Advanced Node Features

When Paimon is used as the target node in a data replication or transformation task, you can further configure table creation and write-related settings in the node's advanced settings to better balance write performance, table layout, and storage cost.

Paimon Node Advanced Settings

tip

The table creation settings below mainly take effect when the target table does not exist and is created automatically by Tapdata. If the target table already exists, Tapdata keeps the existing table schema and table options instead of overwriting them.

ConfigurationDescription
Hash KeyWhen enabled, if there are many primary key or update-condition fields, Tapdata automatically adds an _hash_key field to the Paimon table and uses it as the primary key to reduce write overhead in wide-key scenarios. Enable it only when many key fields are affecting write performance.
Partition KeySpecifies the partition fields for the target table. Leaving it empty means partitioning is disabled. It is recommended for large tables or scenarios where data needs to be organized by date or business dimension.
Bucket ModeSupports Dynamic and Fixed modes. Dynamic mode is suitable for general scenarios and lets the system assign buckets automatically. Fixed mode usually provides more stable write performance, but it should be used together with Bucket Count.
Bucket CountTakes effect only when Bucket Mode is set to Fixed. It defines the number of buckets, with a default value of 4. Set it based on data volume, write concurrency, and small-file control requirements.
File FormatSpecifies the underlying file format used when the table is created. Supported formats include ORC, Parquet, Avro, CSV, JSON, Lance, and Blob. Choose the format based on query engine compatibility, compression ratio, and read/write performance requirements.
Compression FormatSpecifies the compression format for data files. Supported options include None, Snappy, LZ4, ZSTD, GZIP, and BZIP2. This setting usually involves a trade-off between compression ratio, CPU usage, and read/write performance.
Table PropertiesLets you append Paimon table properties in key-value form for finer-grained control over table behavior. This is useful when you need to customize table creation parameters further.
Write Buffer Size (MB)Controls the in-memory buffer size used for writes.

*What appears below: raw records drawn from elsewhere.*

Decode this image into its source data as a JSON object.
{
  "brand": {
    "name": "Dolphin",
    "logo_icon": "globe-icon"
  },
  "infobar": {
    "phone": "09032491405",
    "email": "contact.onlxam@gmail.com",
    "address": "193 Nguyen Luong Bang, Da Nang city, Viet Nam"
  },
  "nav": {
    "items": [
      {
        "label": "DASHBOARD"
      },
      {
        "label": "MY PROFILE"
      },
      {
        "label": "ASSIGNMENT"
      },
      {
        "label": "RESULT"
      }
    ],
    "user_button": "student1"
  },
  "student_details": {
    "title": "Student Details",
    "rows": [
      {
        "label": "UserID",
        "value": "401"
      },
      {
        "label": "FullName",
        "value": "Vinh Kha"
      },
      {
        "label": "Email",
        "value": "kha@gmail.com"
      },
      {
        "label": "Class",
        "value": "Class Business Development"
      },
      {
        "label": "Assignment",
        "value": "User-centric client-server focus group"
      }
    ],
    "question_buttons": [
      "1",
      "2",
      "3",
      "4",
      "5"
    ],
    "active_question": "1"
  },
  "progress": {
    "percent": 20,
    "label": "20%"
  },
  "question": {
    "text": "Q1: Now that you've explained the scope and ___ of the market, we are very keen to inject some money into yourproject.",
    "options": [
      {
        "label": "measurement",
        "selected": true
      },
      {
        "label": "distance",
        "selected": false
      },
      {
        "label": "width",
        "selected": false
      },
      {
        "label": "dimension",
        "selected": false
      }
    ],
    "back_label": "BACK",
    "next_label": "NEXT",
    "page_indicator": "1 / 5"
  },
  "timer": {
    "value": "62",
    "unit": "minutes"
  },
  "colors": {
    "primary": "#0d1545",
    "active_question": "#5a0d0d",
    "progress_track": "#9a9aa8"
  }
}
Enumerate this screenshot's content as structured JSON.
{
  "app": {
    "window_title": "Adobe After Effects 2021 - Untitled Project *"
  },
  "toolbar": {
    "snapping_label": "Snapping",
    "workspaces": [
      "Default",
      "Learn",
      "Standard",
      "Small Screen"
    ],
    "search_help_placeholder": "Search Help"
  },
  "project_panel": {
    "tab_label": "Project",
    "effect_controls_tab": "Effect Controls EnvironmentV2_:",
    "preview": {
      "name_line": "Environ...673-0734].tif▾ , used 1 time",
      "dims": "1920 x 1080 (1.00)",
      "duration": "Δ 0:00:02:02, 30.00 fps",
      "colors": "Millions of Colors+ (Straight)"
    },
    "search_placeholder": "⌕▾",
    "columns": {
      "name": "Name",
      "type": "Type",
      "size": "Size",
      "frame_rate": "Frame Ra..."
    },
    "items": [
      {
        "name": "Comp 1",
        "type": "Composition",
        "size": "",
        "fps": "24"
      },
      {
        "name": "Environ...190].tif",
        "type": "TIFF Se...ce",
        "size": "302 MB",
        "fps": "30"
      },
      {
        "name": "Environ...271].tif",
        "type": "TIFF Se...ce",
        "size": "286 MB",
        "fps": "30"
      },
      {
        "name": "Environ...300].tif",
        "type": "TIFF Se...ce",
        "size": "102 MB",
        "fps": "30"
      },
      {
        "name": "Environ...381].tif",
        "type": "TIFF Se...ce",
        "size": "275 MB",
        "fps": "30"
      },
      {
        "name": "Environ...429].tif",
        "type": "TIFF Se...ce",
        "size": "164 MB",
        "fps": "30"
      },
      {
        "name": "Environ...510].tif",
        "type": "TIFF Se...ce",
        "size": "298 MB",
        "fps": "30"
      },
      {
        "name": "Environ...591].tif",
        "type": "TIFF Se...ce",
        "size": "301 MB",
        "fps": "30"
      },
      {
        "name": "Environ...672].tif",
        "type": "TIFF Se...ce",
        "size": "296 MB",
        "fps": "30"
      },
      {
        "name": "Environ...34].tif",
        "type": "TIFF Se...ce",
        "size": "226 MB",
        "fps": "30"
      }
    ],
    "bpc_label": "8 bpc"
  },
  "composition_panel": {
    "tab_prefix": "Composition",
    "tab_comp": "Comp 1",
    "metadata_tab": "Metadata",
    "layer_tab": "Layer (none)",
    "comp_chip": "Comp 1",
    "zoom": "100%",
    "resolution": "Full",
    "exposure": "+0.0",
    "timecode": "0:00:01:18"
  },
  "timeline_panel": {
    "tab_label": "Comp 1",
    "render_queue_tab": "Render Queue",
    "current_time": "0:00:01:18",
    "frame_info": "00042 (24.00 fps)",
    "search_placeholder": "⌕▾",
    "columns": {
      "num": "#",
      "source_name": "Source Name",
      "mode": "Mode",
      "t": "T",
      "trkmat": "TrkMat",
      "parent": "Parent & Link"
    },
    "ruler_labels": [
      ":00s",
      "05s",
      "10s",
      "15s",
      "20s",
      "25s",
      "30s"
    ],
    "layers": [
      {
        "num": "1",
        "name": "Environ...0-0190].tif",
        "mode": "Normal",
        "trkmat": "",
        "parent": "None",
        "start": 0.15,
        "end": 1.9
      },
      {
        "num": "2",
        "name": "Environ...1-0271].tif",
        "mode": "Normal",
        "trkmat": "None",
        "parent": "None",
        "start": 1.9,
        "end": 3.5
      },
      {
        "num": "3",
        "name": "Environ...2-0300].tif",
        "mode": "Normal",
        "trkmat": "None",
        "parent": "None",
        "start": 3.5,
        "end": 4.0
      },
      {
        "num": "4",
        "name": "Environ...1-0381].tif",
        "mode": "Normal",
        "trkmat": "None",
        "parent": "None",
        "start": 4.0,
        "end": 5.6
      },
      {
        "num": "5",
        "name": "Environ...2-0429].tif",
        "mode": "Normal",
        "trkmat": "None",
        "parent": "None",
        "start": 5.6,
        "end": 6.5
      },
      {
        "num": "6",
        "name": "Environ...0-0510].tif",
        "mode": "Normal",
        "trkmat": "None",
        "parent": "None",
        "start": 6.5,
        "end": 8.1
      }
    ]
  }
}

The default value is 256 MB. Increasing it can improve throughput, but it also increases memory consumption.
Write ThreadsControls the number of parallel write threads. The default value is 4. Increasing it can improve write concurrency when enough resources are available, but it also increases resource usage.
Enable Auto CompactionControls whether automatic compaction is enabled. When enabled, it helps reduce small files and improve query performance. When disabled, it reduces compaction overhead but may result in more small files.
Compaction Interval (minutes)Takes effect after Enable Auto Compaction is enabled. It controls how often automatic compaction runs, with a default value of 30 minutes.
Target File Size (MB)Controls the target size of data files. The default value is 128 MB. Increasing it can help reduce the number of small files, but it also increases the processing cost of each individual file.
Enable Primary Key Update DetectionWhen enabled, if a primary key value changes, Tapdata converts the update into a delete of the old record followed by an insert of the new record. This feature requires the source to provide before-update data. If that data is unavailable, the task will fail, and enabling this feature will reduce update performance.